Der zweite Teil des Abends gehört seinen Paradedisziplinen. Bayern, dessen Traditionen, der Einzigartigkeit der Sprache, der staatstragenden Partei und deren Vorsitzenden, die sich nicht selten gebärden, als seien sie von Gott gesalbt. Hier kommen sein Parodiertalent und Franz Josef Strauß zum Einsatz, seine Allzweckwaffe von Anbeginn. Ihm als Kunstfigur obliegt es, ohne Angst vor juristischen Konsequenzen Markus Söder herunterputzen, dass der Rauch aufsteigt.

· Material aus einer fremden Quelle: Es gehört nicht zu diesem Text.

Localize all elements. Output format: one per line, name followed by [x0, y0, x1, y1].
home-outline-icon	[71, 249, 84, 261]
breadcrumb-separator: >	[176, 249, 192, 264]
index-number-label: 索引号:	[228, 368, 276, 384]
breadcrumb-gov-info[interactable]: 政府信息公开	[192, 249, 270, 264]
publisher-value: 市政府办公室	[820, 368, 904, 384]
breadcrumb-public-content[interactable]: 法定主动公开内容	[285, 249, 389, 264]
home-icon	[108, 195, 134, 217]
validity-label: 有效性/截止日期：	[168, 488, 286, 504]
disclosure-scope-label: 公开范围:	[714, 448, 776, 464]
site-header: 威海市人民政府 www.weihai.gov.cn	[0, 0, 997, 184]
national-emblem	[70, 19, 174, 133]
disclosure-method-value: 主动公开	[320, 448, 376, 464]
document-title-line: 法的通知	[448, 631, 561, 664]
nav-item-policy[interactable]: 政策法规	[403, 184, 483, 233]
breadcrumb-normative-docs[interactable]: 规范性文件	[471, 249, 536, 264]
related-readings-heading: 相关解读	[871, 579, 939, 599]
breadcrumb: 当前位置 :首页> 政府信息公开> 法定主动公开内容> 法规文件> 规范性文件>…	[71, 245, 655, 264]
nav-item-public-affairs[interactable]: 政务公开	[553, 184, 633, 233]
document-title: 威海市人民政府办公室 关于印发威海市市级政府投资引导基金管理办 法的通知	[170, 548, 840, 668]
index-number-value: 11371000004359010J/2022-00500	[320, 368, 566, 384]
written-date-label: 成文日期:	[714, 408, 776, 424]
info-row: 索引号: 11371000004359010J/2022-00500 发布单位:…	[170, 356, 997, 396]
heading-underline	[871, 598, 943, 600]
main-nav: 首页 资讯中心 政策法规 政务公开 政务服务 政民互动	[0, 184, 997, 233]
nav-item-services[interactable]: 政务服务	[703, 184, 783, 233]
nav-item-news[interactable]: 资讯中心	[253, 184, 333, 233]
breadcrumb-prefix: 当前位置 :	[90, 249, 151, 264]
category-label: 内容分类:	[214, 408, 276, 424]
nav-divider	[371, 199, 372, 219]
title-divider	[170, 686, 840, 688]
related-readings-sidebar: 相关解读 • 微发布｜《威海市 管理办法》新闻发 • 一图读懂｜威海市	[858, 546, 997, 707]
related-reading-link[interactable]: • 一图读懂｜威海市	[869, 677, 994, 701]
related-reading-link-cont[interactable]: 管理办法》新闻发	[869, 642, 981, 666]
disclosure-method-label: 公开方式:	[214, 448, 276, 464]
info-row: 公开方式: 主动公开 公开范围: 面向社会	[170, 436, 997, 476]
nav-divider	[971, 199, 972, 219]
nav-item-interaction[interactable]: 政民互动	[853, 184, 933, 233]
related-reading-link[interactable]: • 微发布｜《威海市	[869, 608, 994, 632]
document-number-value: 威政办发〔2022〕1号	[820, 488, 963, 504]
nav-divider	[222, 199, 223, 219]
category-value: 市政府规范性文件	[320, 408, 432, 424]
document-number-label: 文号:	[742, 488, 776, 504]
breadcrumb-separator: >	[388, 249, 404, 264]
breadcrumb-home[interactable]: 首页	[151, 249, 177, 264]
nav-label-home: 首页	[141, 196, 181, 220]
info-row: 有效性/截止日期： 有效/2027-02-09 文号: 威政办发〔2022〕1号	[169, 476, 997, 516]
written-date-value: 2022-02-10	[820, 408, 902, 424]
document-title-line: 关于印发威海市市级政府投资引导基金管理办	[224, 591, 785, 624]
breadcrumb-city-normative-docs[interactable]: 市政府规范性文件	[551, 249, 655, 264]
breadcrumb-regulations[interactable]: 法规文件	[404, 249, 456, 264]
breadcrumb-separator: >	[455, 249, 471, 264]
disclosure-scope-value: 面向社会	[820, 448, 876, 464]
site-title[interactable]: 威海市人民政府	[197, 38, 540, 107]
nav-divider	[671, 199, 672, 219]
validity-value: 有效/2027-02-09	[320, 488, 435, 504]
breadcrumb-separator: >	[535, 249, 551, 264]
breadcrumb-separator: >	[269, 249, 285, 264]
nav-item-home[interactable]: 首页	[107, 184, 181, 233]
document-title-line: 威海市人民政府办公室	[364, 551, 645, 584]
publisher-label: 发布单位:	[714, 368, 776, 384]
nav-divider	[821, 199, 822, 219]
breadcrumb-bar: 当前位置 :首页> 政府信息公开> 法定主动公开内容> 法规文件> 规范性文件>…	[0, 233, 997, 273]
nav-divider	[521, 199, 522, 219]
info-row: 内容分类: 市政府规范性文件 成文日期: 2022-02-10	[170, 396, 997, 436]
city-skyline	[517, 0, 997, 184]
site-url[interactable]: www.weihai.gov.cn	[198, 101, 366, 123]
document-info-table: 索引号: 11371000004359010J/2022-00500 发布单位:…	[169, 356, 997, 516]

Er läutet – wie eigentlich immer bei Schleich – das Finale ein, das dann mit einem Dialog zwischen den Gebrüdern Ratzinger an der Himmelspforte das Programm beendet und damit indirekt sogar noch sein „Schleichfernsehen“ auf die Bühne holt.

Wobei eines freilich offensichtlich ist: Helmut Schleich mag mit seinem TV-Format mehr Menschen erreichen, am besten aber ist er auf der Bühne mit komplettem Programm, mit vollem Körpereinsatz, mit seiner einzigartigen gedanklichen und sprachlichen Wucht, seiner satirischen Spitzfindigkeit und seinem Sinn für pointierten Humor. Wer diesen Großkabarettisten in Gänze erleben will, der muss ihn live erleben. In Ingolstadt war jede einzelne Minute ein Genuss.